Kuner is used to working with corporations as part of his private sector work. He called working with Marelli and the Red Cross “an eye-opener.”
“A lot of their work is in non-developed countries,” he said, “and there really may not be a rule of law — either no data protection law or, if one exists, it just exists on paper. A lot of organizations were confused. They knew they had to protect privacy. They knew it was part of their mandate to protect individuals. But they didn’t know what rules to follow.”
The handbook, then, can serve as a set of rules, Kuner said, based on international best practices that can be applied in situations where there is no applicable law.
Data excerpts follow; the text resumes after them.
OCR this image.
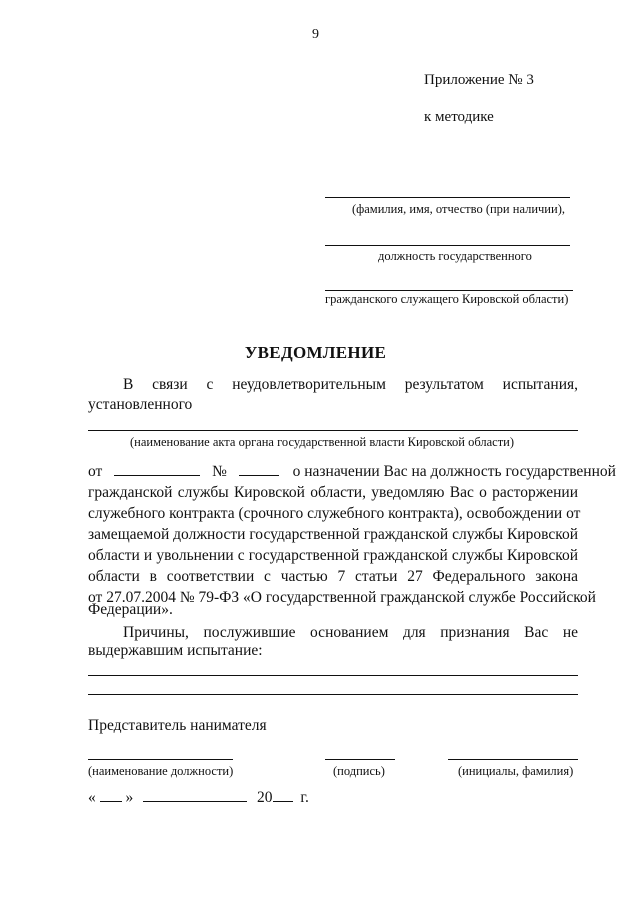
9
Приложение № 3
к методике
(фамилия, имя, отчество (при наличии),
должность государственного
гражданского служащего Кировской области)
УВЕДОМЛЕНИЕ
В связи с неудовлетворительным результатом испытания,
установленного
(наименование акта органа государственной власти Кировской области)
от	№	о назначении Вас на должность государственной
гражданской службы Кировской области, уведомляю Вас о расторжении
служебного контракта (срочного служебного контракта), освобождении от
замещаемой должности государственной гражданской службы Кировской
области и увольнении с государственной гражданской службы Кировской
области в соответствии с частью 7 статьи 27 Федерального закона
от 27.07.2004 № 79-ФЗ «О государственной гражданской службе Российской
Федерации».
Причины, послужившие основанием для признания Вас не
выдержавшим испытание:
Представитель нанимателя
(наименование должности)	(подпись)	(инициалы, фамилия)
« »	20 г.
“In the private sector,” Kuner said, “we’re fixated on this issue of whether this is personal data or not. In the humanitarian sector, sometimes it just really doesn’t matter. Maybe the Syrian army wants to bomb them but doesn’t know who they are. They just know there’s a large group of people there. It’s not about whether the data is identifiable or not. The issues that I’ve been used to in data protection get magnified and in some cases, they get taken to a whole new dimension than we’re used to.”
“These organizations,” he continued, “they see how important privacy is, and there’s a whole group of people emerging who have to deal with privacy. It’s similar to the DPO phenomenon, but there is a totally different set of issues that don’t match up one to one.”
If ever there was a collaborative environment with peers looking to help, though, it’s in the small community of people doing data protection work in humanitarian settings, so the hope is that sharing best practices can help get everyone up to speed as quick as possible.
“There are different levels of maturity in different organizations,” Marelli said. “We’re blessed to have a lot of support from management [at the ICRC] and have built a significant team, but there are other organizations that are struggling very much.” Hopefully, the handbook, and perhaps privacy professionals looking to lend a hand, can make it less of a struggle.